Um dos aspectos de grande importância para a melhoria das condições de vida das populações mais pobres são as condições de habitabilidade45, que dizem respeito a programas e ações que são, sobretudo, da área de competência dos Poderes Municipal e Estadual.

Outro elemento intrinsecamente vinculados às precárias condições de vida e de saúde é o percentual de domicílios do Recife46 sem osaneamento básico. Este era de 59,8%, em 2010, registra-se um aumento 10% em relação ao percentual registrado em 2000. Já os domicílios com saneamento semiadequado47 representavam 39,9% em 2010; contra 49,3% registrados em 2000. O percentual de domicílios que tiveram todas as formas de saneamento consideradas inadequadas foi de 0,4%, contra 0,9% contabilizados em 2000 (IBGE, 2010).

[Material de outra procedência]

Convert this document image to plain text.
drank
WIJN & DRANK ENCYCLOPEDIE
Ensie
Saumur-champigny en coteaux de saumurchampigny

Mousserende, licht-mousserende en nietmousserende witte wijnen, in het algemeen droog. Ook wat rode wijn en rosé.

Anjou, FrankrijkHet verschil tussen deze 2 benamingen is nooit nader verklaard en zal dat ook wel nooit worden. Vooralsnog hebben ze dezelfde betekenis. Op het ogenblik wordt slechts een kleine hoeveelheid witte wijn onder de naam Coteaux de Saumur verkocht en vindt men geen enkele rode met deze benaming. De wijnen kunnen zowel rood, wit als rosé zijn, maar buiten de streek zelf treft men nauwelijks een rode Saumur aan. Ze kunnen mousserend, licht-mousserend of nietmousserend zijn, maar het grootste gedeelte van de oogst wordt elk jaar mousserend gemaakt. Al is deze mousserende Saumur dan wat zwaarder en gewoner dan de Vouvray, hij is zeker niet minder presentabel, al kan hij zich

Os contrastes socioeconômicos brevemente mencionados aqui perpassam aspectos culturais, políticos, bem como de gênero, raça, classe, dentre outros. Eles, por sua vez guardam a profunda relação com as questões históricas que caracterizam não só a formação socioeconômica do Recife, mas a do povo brasileiro e, consequentemente, com as possíveis “soluções” levantadas pelo Estado e pela sociedade civil para os ditos “problemas sociais” em suas diferentes épocas.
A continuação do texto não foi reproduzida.